The challenge is more complicated, since most of the plans have been approved “as is.” Some states have allowed optional pricing if the rules were changed, and/or in most cases file emergency orders for adjustment, subject to approval by state insurance regulators. The issue is that ALL states regulate (non ERISA) plans, so that they have to approve final prices by age, (sex is not an issue), and even the ACA has corridors on age pricing. We also don’t see this impacting those with existing conditions, as other parts of the ACA handle that issue.

The sad news with all of this, is that:

1. There will be material disruption for a few million people that may need to move to lower coverage plans.

2. Some will lose coverage in the confusion.

3. There will be a lot of stress, AND at the end, we may have another form of insurance reform, but no real healthcare reform.

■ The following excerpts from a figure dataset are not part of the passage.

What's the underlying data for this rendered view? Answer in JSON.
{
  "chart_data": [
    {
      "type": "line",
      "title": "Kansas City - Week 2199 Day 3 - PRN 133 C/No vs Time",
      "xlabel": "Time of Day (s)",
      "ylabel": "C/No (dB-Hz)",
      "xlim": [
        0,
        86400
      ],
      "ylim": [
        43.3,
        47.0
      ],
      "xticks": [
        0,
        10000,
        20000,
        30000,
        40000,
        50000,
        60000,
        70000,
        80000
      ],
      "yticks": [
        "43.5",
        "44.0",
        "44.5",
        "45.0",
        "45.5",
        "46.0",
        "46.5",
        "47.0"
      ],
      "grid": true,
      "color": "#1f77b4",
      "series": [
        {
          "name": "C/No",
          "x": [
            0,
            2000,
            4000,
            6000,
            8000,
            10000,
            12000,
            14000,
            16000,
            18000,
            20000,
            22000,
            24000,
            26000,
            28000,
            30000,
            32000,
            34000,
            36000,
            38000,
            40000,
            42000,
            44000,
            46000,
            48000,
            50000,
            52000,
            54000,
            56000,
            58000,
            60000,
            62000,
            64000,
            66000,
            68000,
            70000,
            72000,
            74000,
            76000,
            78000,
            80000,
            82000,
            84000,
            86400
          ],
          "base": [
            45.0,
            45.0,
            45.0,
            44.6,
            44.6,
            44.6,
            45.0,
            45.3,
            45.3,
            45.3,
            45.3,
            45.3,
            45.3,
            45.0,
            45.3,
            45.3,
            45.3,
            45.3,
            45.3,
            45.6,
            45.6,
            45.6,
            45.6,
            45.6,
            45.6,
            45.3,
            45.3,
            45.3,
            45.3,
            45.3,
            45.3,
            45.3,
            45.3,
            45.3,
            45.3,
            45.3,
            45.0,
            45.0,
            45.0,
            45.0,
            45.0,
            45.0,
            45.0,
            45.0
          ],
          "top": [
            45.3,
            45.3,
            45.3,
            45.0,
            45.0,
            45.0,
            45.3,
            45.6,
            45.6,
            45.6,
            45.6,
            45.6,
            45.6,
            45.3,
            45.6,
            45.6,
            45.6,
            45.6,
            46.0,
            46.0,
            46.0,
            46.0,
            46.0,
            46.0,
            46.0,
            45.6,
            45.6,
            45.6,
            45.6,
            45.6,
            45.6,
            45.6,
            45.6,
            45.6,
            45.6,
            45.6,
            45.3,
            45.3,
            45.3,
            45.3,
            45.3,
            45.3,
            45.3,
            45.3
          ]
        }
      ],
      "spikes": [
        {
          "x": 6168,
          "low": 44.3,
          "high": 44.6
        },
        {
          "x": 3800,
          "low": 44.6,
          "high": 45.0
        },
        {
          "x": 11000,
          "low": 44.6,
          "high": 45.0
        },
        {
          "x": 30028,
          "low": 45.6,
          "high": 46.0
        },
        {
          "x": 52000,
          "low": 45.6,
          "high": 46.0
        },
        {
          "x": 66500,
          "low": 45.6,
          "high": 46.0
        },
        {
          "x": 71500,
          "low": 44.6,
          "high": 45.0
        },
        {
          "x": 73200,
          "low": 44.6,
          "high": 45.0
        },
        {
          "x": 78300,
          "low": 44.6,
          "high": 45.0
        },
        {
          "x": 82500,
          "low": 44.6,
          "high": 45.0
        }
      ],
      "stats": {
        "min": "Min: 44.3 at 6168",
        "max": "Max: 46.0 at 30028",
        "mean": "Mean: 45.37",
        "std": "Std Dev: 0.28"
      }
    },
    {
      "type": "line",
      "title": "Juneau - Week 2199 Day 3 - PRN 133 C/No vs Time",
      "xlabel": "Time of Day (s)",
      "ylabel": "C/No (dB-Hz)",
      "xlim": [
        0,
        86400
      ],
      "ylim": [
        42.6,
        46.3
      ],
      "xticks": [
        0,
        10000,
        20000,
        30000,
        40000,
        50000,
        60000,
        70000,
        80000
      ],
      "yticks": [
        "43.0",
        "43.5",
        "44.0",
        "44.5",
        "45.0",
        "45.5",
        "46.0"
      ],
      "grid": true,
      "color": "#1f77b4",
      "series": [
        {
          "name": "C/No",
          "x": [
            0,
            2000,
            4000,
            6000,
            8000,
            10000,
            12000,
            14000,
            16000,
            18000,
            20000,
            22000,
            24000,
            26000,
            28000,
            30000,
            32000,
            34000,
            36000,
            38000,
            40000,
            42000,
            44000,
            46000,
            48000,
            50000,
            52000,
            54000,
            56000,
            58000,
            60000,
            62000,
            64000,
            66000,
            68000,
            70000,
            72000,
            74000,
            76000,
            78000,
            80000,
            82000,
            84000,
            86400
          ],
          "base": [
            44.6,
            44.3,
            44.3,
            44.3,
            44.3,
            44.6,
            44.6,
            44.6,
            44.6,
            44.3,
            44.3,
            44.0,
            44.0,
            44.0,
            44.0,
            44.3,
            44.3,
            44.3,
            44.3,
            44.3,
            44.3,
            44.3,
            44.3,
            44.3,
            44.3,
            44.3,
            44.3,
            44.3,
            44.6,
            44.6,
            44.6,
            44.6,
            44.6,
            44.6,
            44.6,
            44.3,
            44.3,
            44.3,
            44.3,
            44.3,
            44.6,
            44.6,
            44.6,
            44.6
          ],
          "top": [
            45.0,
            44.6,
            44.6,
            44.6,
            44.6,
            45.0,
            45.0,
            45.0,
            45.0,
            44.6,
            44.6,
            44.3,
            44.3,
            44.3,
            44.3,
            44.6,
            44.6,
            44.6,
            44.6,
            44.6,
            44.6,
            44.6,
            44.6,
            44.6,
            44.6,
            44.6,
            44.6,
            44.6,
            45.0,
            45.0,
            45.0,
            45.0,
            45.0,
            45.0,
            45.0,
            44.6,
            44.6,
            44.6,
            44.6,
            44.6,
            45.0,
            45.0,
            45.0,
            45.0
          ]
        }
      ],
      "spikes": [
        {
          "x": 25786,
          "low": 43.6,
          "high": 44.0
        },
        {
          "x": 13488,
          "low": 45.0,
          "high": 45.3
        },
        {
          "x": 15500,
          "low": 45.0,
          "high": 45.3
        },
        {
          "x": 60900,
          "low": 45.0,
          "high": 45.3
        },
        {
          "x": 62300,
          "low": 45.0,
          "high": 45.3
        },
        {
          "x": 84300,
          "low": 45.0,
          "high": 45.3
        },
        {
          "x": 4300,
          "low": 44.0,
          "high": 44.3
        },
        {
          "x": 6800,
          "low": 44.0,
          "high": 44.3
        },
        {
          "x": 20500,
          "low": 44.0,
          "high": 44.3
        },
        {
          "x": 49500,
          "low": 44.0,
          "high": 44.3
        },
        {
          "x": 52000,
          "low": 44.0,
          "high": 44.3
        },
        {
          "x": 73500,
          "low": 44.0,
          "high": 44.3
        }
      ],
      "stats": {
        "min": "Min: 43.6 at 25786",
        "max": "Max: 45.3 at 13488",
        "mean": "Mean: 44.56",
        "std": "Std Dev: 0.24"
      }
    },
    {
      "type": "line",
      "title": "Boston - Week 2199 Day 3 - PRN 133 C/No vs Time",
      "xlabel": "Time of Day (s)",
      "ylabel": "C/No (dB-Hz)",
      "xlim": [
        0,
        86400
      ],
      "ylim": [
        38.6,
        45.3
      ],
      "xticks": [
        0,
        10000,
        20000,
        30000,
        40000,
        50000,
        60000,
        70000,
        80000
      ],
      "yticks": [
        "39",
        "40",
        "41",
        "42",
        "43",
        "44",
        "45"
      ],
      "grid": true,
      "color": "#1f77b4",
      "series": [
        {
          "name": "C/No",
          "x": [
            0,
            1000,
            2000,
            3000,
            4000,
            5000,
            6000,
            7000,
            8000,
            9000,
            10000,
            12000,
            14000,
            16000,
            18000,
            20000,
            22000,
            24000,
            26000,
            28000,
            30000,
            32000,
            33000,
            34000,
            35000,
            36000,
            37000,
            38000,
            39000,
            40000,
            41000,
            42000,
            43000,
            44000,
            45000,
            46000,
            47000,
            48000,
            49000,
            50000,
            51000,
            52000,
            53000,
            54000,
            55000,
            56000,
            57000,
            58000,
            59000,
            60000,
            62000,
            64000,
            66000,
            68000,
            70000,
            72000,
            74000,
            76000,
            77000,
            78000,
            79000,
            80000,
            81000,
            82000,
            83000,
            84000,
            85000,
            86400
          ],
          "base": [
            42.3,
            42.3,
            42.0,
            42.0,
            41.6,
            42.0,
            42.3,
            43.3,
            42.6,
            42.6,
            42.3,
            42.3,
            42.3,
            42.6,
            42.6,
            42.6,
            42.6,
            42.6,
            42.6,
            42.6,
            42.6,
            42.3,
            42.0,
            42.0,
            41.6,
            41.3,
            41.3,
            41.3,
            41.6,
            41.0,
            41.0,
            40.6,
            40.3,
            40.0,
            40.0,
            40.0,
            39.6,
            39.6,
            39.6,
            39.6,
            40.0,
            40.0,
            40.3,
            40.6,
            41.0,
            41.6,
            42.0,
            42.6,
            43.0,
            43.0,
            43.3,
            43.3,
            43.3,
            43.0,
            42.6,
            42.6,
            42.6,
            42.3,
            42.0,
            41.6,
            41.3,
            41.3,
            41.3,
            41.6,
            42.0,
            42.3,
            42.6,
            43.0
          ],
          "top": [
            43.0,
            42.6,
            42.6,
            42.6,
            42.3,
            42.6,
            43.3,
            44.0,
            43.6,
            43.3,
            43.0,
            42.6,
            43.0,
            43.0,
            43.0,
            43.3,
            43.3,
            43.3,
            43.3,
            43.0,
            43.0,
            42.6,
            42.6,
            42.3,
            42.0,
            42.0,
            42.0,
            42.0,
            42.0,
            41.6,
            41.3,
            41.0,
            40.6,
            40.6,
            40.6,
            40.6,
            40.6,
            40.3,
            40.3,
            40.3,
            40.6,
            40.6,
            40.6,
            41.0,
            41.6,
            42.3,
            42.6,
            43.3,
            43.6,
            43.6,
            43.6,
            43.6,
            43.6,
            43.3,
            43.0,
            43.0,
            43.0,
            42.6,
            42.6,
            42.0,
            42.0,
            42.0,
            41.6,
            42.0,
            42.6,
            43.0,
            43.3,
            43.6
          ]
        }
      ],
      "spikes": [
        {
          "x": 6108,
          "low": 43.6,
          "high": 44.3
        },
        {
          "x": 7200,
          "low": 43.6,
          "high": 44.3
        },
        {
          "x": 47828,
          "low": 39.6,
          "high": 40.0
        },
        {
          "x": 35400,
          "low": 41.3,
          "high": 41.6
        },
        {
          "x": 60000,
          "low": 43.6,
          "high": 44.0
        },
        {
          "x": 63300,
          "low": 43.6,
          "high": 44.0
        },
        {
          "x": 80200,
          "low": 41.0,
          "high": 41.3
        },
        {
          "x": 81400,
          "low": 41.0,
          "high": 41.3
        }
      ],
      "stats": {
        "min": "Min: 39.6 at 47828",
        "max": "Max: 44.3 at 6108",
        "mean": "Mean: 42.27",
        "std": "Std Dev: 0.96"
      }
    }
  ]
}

None of these actions, including the original ACA, substantially bring the cost curve down. There is nothing that will significantly compensate for wellness versus mostly episodic based care. Furthermore, there is nothing to begin the pay for comprehensive care. Lastly, we are still not using behavior economics, or off-the-shelf technology to move the cost of healthcare that is now on a 50-year track to consume nearly 20% of G.D.P by 2020, from about five percent in 1965.